Morir en la Loveparade

Resulta necesario investigar a fondo las responsabilidades de la tragedia de Duisburgo

Pasará algún tiempo antes de que se conozcan con certeza las circunstancias de la tragedia del fin de semana en Duisburgo. Pero ya es posible concluir la irresponsabilidad y la incompetencia de los organizadores, en todos los niveles, de una fiesta que se ha cobrado por el momento 20 vidas, entre ellas las de dos españolas, y ha dejado más de 500 heridos en la ciudad alemana del Ruhr. Las explicaciones iniciales de las autoridades, que el domingo desaprovecharon la oportunidad para admitir errores y asumir responsabilidades, echan balones fuera sobre una estampida humana que nunca se habría asociado con un país tan organizado y estrechamente regulado como Alemania.

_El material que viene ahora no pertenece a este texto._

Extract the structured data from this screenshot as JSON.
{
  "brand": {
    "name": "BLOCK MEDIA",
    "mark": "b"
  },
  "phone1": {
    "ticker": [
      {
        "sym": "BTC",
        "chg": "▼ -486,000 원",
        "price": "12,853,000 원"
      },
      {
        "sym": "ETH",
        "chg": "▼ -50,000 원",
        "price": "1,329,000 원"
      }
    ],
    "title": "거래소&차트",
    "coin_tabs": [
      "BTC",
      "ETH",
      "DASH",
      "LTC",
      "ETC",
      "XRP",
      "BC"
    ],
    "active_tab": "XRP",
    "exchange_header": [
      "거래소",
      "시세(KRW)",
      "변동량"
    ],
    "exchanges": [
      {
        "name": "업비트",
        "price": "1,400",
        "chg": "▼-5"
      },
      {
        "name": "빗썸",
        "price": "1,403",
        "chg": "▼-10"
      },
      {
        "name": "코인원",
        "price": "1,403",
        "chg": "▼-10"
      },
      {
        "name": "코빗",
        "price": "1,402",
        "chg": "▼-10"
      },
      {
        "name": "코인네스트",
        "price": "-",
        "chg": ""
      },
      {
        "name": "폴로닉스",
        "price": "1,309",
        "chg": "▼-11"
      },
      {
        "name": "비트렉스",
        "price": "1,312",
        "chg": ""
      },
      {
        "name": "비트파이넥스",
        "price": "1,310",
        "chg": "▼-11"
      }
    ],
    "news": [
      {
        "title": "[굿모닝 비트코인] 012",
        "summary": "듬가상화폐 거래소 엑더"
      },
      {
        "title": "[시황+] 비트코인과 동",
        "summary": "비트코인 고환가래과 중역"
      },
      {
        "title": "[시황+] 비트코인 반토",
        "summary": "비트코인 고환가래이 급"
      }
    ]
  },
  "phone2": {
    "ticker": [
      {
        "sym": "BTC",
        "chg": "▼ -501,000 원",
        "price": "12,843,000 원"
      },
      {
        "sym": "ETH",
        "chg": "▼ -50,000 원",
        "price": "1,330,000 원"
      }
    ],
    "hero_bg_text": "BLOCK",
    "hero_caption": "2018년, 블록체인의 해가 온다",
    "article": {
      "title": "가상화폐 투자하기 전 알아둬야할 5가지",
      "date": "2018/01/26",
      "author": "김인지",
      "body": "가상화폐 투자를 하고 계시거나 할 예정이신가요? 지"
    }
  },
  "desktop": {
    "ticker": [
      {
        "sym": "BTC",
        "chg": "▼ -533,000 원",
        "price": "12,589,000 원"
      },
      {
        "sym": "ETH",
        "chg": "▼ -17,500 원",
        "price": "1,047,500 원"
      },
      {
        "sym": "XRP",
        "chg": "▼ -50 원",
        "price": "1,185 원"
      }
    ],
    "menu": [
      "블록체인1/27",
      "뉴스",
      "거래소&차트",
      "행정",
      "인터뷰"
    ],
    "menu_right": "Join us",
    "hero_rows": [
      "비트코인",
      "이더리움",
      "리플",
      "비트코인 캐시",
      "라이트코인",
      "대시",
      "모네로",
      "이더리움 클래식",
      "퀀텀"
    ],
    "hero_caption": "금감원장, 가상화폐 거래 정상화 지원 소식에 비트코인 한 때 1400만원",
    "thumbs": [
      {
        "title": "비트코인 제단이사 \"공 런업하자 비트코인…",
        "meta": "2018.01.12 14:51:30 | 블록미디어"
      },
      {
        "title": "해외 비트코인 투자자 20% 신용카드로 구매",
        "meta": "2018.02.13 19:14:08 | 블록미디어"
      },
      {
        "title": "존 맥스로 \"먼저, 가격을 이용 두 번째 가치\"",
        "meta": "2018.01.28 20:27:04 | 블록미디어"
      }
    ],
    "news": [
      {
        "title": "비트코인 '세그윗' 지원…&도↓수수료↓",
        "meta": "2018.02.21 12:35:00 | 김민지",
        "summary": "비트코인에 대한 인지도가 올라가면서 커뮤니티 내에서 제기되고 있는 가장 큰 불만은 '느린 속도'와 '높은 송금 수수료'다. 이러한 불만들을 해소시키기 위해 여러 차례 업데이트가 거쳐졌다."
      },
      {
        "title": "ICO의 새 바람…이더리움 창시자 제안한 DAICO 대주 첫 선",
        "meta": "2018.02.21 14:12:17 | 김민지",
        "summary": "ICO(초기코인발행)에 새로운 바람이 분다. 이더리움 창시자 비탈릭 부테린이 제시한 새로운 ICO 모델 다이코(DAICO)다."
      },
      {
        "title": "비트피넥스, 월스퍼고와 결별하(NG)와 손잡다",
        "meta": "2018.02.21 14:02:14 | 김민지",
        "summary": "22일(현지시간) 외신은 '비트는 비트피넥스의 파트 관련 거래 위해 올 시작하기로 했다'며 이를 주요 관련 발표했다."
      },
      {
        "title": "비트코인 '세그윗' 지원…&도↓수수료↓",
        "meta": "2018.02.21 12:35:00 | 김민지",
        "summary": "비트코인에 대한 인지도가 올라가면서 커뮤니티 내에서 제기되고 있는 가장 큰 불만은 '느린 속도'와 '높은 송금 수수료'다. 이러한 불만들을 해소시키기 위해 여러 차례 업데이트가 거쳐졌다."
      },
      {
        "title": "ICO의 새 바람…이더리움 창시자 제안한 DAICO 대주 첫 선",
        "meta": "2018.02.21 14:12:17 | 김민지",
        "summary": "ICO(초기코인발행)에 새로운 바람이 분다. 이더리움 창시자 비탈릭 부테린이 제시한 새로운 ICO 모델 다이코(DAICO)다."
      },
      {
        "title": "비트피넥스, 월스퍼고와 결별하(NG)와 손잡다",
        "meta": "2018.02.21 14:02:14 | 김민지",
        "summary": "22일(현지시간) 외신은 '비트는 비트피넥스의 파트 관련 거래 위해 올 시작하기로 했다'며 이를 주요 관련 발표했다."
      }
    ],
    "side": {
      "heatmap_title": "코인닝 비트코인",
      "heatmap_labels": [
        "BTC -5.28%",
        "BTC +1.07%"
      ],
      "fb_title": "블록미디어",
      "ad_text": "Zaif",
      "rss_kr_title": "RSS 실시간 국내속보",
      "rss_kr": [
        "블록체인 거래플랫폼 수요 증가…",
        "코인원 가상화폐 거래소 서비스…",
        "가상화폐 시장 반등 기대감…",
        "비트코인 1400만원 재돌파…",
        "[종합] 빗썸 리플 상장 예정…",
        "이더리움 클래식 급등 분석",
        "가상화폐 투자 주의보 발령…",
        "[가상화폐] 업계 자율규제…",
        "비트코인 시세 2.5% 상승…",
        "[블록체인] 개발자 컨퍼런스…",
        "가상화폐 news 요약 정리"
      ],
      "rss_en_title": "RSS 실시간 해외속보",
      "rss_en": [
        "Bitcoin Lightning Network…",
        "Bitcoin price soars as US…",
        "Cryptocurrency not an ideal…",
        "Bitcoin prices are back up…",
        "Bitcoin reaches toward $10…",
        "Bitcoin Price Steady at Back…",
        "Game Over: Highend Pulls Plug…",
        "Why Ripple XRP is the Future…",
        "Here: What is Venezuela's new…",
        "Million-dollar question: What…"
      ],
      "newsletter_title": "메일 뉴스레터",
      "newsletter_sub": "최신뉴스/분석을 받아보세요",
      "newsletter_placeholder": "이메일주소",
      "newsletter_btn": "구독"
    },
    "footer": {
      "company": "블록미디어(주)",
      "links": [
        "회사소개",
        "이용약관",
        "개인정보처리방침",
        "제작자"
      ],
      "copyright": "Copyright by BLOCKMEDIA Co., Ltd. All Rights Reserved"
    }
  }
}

Ninguna de las preguntas más importantes a propósito de la catástrofe tiene por ahora respuesta satisfactoria. ¿Tenían las autoridades de Duisburgo, de 500.000 habitantes, un plan de seguridad adecuado? ¿Pensaban, de tenerlo, que serviría para manejar a más de un millón de personas en un recinto abiertamente insuficiente? En el colmo de lo surreal, los organizadores de la que ha venido a ser la última fiesta de estas características en Alemania, decidieron no parar la juerga hasta seis horas después del desastre, aludiendo a razones de seguridad. Razones de seguridad bien entendida fueron las que llevaron a la vecina Bochum a suspender la edición anterior del festival de música tecno, por considerarlo un riesgo inaceptable. El alcalde de Duisburgo, el democristiano Adolf Sauerland, habría hecho bien en seguir este ejemplo, en vez de echar en saco roto las advertencias de sus mandos policiales.

Las Loveparade arrancaron en Berlín, en 1989. Eran fiestas masivas, de gente joven, de excesos. En ese contexto han sonado a burla las primeras explicaciones de los responsables locales culpando a un grupo de haber provocado el desastre por subirse a una escalera de incendios, desde la que, por cierto, algunos cayeron al vacío. Bastaría haber analizado ediciones anteriores; haber visto un vídeo con muchachos bailando sobre camionetas, colgados de farolas o subidos a cualquier plataforma para no creer que, esta vez, decenas de miles de ellos iban a permanecer apaciblemente aprisionados en un túnel durante horas. Lo que cabía esperar de tal situación es que muchos empujaran, que trataran de entrar, que derribaran vallas y treparan por rampas y escaleras.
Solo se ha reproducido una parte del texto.